When run W32/Nyxem-C tries to mask its true purpose by launching the Microsoft Media Player executable.

W32/Nyxem-C copies itself to the following locations:

%Program Files%\Internet Explorer\Media Player.exe
%WINDOWS%\Task.exe
%SYSTEM%\Connection.exe
%SYSTEM%\Downloading.DVD_____________________________________.exe
%SYSTEM%\File-04-Music.DVD_____________________________________.scr
%SYSTEM%\SoundTrack01.CD_____________________________________.exe
%SYSTEM%\The_Members.BaT
%SYSTEM%\moderater.baT
%SYSTEM%\movie009.pif
%SYSTEM%\new-video977.DVD____________________________________.scr
%SYSTEM%\reactive_group.bAt

W32/Nyxem-C also copies itself to the system folder using the name of an existing executable file, but with an ending of 'm.exe' replacing the original extension, for example W32/Nyxem-C may copy itself to the system folder as NOTEPADm.exe, twunk_16m.exe or winhlp32m.exe.
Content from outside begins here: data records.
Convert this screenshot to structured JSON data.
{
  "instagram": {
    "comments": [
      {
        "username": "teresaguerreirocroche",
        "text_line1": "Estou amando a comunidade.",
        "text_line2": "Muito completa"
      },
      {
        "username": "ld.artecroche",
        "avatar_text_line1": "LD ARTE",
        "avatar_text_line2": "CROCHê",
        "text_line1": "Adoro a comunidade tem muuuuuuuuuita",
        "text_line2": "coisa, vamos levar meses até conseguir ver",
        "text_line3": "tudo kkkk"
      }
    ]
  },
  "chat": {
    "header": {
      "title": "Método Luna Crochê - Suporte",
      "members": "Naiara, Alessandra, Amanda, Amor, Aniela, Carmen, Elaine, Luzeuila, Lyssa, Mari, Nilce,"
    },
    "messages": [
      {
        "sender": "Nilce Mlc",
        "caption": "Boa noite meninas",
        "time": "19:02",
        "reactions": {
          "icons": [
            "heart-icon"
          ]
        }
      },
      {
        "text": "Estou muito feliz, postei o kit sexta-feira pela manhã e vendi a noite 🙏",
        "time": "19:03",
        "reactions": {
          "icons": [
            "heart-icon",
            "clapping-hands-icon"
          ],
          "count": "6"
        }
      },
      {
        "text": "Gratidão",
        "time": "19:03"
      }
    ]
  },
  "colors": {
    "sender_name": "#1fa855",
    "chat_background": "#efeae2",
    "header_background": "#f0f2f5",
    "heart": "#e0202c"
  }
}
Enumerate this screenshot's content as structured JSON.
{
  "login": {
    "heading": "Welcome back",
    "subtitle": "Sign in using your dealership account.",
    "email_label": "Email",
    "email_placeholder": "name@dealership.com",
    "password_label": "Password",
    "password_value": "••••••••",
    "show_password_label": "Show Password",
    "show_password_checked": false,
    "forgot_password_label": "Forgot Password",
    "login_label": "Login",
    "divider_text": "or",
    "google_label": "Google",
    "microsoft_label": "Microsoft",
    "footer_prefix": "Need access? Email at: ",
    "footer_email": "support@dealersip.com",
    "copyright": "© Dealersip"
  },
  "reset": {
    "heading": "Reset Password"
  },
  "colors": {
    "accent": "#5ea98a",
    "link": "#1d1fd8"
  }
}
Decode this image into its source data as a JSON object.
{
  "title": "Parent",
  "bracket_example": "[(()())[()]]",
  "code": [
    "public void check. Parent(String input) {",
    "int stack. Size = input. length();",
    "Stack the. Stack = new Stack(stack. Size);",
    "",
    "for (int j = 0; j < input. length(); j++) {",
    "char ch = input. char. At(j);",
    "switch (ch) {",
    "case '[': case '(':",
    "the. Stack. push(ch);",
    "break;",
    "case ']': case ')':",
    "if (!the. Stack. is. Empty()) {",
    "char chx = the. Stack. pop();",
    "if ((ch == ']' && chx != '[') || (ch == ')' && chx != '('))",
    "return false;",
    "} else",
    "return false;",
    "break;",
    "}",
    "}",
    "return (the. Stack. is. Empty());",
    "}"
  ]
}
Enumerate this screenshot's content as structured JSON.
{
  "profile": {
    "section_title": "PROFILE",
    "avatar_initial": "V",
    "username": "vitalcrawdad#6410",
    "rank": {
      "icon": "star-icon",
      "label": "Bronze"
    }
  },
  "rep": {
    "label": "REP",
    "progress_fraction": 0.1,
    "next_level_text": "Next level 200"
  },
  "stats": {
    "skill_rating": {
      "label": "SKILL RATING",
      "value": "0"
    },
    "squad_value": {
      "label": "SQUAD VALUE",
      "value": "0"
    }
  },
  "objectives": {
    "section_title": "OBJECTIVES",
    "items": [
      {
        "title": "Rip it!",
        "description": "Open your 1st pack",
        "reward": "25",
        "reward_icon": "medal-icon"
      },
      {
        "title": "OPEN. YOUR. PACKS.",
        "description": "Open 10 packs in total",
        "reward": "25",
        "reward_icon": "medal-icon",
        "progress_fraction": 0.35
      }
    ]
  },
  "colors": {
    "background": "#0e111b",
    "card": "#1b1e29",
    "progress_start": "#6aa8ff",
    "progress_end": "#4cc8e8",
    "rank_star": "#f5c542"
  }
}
W32/Nyxem-C also creates a new sub-folder of the Windows folder named VOLUME\
with the hidden attributes set and copies itself to this folder using the name of an existing file. The pathname of this copy is added to new sub-keys of the following registry entries so that it is run on startup:

HKLM\Software\Microsoft\Windows\CurrentVersion\Run\
HKCU\Software\Microsoft\Windows\CurrentVersion\Run\

The following harmless files are created:

%SYSTEM%\About_BlackWorm.C.txt
%SYSTEM%\Beethoven's_Symphony_No.rm
%SYSTEM%\New_Stories__Highway_Blues.rm
%SYSTEM%\Vide01.jpg
%SYSTEM%\about.txt

The library DLL OSSMTP.DLL is dropped to the system folder and registered as a COM object creating registry entries under:

HKCR\CLSID\{BB81FA79-DCD7-48A6-A710-A85BD5ED9640}
HKCR\Interface\{3EC61E06-D128-41E3-8BBD-D8048BF6F2EC}
HKCR\Interface\{4F0A64F5-9E1E-42DB-9A58-34AEC4AA15DC}
HKCR\Interface\{7735921B-5977-4FE9-B28E-4DBE5E98C6A3}
HKCR\Interface\{98416333-DC4C-4F02-9A5B-F33C7580380E}
HKCR\Interface\{9ABAF239-5028-47C1-8B05-D9C50EE0CAC1}
HKCR\Interface\{CCD12224-C0E1-407C-A023-5FBB7DBA32BC}
HKCR\TypeLib\{AA987BF8-E849-4996-9335-413DF4A8158A}
HKCR\OSSMTP.SMTPSession

OSSMTP.DLL is a legitimate COM library for Microsoft Visual Basic, providing functionality to send emails. To de-register OSSMTP.DLL run:

regsvr32 /U OSSMTP.DLL

W32/Nyxem-C also sets the following registry entries:

HKCU\Identities\Email
HKCU\Identities\Outlook Express
HKCU\Software\Nico Mak Computing\WinZip\
WinIni\Name = "BlackWorm"
HKCU\Software\Nico Mak Computing\WinZip\
WinIni\SN = "2AD00ED6"
HKCU\Software\Nico Mak Computing\WinZip\
caution\NoBetaMessage = "1"
HKCU\Software\Nico Mak Computing\WinZip\
filemenu\filemenu1 = "C:\WINDOWS\system32\2.zip"
HKCU\Software\Nico Mak Computing\WinZip\
filemenu\filemenu2 = "C:\WINDOWS\system32\3.zip"
HKCU\Software\Nico Mak Computing\WinZip\
filemenu\filemenu3 = "C:\WINDOWS\system32\1.zip"
HKCU\Software\Nico Mak Computing\WinZip\
filemenu\filemenu4 = "C:\WINDOWS\system32\4.zip"
HKCR\.chm\Num = 2
HKCR\.chm\1 = "Beethoven's Symphony No"
HKCR\.chm\2 = "New Stories Highway Blues "
HKLM\SYSTEM\ControlSet001\Services\TlntSvr\Start = 2
HKLM\SOFTWARE\Microsoft\Active Setup\
Security = <pathname of W32/Nyxem-C executable>

W32/Nyxem-C tries to terminate and remove selected anti-virus and security related applications and deletes selected sub-keys of the following registry entries to prevent applications from running on startup:

HKLM\Software\Microsoft\Windows\CurrentVersion\Run\
HKLM\Software\Microsoft\Windows\CurrentVersion\RunServices\
HKCU\Software\Microsoft\Windows\CurrentVersion\Run\

Sub-keys include: NPROTECT, ccApp, ScriptBlocking, MCUpdateExe, VirusScan Online, MCAgentExe, VSOCheckTask, McRegWiz, McVsRte, PCClient.exe, PCCClient.exe, PCCIOMON.exe, pccguide.exe, PccPfw, tmproxy, McAfeeVirusScanService, NAV Agent, SSDPSRV, rtvscn95, defwatch, vptray, Taskmon, KasperskyAv, system., msgsrv32, Windows Services Host, Explorer, Sentry, ssate.exe, winupd.exe, au.exe, OLE, gigabit.exe, Norton Antivirus AV, reg_key, Windows Update, _Hazafibb, win_upd.exe, JavaVM, Services, winupdt, Traybar, key, erthgdr, wersds.exe and Task.